Under this reform, the superannuation guarantee charge rate will gradually increase from 1 July 2013 until it reaches 12% in 2019/2020.  The rate will increase by 0.25% for the 2013/2014 and 2014/2015 financial years, and 0.5% for each additional financial year until the superannuation guarantee reaches 12% in 2019/2020. 


The interesting issue for many employers will be the impact of the increased superannuation guarantee on salary packages. 


‘Catch up’ concessional contributions caps

Over the last few years, transitional contribution caps have been in place to boost the level of retirement savings in Australia.  The transitional caps have allowed people to put more pre-tax money into their super fund and benefit from the concessional tax rate.   These transitional contributions caps expire on 30 June 2012.


Under this reform, permanent ‘catch up’ concessional contribution caps will be available to those aged 50 or over.  However, this concession will only apply to those with a super balance of less than $500,000. 


Superannuation guarantee limit increased to 75

This reform would increase the age limit for the superannuation guarantee to 75 (from 70) on 1 July 2013.  This would mean that for the first time, older workers aged 70 to 74 will be eligible to have SG contributions made on their behalf.


What’s yet to come?

The Henry Review lists 137 recommendations to the tax system.  Some of the recommendations not ruled out as yet include:

·         Tightening of personal service income rules so any owner/manager earning a significant portion of their income from their own personal efforts would be denied a series of business deductions (10)

·         Tightening up deductions so they have to be directly related to income production (11)

·         Removing and tightening a series of CGT small business concessions (17)

·         Removal of the tax on superannuation in the fund and instead tax employer contributions at marginal tax rates (18)

·         Halving tax on superannuation fund earnings to 7.5% (19)

·         Super guarantee to be paid at the same time as wages (23)

·         Immediate write offs for assets valued at less than $1000 for non-small business entities (28)

·         Increase to the small business entity turnover test to $5m (it’s currently $2m) (30)

·         Give companies the ability to carry back a revenue loss to offset it against the prior year’s taxable income (31)
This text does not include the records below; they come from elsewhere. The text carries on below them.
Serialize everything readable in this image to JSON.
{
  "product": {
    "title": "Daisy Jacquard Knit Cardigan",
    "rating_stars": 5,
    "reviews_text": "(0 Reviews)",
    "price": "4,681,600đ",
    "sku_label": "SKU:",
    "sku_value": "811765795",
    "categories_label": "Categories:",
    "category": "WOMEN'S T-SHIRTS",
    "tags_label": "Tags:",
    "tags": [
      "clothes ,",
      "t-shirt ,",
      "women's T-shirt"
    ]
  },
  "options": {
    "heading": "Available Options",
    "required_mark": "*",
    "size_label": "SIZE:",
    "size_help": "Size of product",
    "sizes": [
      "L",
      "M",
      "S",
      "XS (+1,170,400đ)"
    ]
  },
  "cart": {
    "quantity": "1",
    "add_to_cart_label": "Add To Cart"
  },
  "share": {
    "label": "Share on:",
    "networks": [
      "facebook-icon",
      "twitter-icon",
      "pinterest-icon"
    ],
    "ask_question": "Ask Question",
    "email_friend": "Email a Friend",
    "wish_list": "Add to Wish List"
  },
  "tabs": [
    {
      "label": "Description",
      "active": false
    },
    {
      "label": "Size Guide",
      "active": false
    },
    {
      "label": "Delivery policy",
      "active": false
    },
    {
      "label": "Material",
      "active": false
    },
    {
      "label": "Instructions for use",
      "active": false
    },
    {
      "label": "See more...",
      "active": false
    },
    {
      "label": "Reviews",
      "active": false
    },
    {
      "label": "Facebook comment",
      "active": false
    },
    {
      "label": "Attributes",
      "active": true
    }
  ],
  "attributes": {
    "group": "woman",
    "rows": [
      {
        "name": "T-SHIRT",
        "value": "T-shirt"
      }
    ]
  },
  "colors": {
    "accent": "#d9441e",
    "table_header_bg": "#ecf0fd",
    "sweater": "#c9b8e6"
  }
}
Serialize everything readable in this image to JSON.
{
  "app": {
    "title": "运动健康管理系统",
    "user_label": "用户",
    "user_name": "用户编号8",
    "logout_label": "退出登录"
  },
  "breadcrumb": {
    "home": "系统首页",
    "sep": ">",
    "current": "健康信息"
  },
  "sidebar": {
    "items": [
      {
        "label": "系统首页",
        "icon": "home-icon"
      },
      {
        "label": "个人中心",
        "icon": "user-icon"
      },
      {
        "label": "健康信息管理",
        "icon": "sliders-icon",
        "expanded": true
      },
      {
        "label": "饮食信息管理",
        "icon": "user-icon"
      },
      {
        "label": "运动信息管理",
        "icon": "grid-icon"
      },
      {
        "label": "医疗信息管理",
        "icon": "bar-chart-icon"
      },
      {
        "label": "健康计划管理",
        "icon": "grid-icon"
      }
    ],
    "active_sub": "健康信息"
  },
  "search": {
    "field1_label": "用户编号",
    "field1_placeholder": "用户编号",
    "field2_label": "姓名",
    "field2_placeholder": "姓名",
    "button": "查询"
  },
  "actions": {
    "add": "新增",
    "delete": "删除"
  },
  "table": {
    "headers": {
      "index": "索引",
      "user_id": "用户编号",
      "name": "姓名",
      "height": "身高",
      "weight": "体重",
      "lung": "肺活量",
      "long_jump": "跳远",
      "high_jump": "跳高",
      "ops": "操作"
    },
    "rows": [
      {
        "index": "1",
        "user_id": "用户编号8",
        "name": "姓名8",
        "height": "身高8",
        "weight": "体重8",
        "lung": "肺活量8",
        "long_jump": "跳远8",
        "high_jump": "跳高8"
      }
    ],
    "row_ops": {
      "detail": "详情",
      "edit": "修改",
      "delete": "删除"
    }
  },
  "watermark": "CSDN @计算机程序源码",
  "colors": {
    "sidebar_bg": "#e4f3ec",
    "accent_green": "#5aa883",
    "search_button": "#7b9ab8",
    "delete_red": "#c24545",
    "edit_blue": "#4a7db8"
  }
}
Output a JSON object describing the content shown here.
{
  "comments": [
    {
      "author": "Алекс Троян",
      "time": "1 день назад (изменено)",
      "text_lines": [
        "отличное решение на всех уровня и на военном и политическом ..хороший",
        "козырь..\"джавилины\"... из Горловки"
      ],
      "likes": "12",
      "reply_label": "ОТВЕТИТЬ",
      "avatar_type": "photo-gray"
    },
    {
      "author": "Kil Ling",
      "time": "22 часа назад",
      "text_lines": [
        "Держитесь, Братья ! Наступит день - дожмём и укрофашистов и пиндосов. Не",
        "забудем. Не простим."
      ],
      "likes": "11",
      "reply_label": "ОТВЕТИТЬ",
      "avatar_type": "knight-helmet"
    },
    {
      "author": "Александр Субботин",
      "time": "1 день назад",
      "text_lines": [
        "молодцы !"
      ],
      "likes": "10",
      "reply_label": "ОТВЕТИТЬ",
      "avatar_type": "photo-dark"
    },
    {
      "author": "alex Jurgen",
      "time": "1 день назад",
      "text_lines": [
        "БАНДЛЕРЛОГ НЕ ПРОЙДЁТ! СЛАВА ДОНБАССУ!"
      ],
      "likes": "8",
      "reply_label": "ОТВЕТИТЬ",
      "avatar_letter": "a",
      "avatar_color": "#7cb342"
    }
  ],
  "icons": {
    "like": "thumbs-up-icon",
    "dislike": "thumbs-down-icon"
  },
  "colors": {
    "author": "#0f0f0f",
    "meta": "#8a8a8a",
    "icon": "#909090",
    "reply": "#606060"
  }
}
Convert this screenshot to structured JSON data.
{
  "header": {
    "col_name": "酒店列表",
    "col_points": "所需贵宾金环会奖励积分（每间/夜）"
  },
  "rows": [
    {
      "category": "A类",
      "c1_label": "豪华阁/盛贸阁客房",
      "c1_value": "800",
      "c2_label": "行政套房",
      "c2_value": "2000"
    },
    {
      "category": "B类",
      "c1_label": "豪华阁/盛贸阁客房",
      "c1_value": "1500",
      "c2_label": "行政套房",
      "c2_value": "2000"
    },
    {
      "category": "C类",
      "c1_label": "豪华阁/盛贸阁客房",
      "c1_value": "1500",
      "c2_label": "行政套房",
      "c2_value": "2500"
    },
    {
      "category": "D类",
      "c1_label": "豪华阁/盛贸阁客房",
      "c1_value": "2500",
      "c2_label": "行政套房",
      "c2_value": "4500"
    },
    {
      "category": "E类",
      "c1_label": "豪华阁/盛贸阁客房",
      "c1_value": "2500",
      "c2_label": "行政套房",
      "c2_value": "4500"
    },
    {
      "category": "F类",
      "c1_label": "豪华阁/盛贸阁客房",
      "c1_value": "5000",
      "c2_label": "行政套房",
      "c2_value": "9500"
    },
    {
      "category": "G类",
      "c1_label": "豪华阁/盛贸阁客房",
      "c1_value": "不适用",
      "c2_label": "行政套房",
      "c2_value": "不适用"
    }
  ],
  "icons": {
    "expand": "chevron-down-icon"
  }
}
·         A flow through entity regime for closely held companies and fixed trusts – this would mean that from a tax perspective, there would be no difference between a company, trust or partnership structure (38)

·         Remove the broad exemptions for foreign employment income (8b)

·         Limiting access to the child care rebate for parents who do not work (99c)

·         Removal of the FBT exemption for employer sponsored child care facilities (101)

·         Removal of the medical expenses tax offset (7a)

·         Simplification of car fringe benefits to a rate of 20 cents per km (9b)

·         Fringe benefits readily attributed to the employee to be taxed through the PAYG system not FBT (9)




What was ruled out?

A number of potential tax changes were ruled out by the Treasurer.  These include applying land tax to the family home (although this is a decision for the States), toughening up the welfare system so that parents would need to work once their child reached four years of age and strengthening means testing, removing the FBT benefits for the not-for profit sector and increasing the deductibility thresholds for donations to $25 (from $2), reducing the CGT discount or changing grandfathering arrangements, introducing a wealth tax , removing dividend imputation, or changing how alcohol is taxed (in the middle of a wine glut).


The Government has also ruled out removing the Medicare levy and abolishing luxury car tax.


The material and contents provided in this publication are informative in nature only.  It is not intended to be advice and you should not act specifically on the basis of this information alone.  If expert assistance is required, professional advice should be obtained.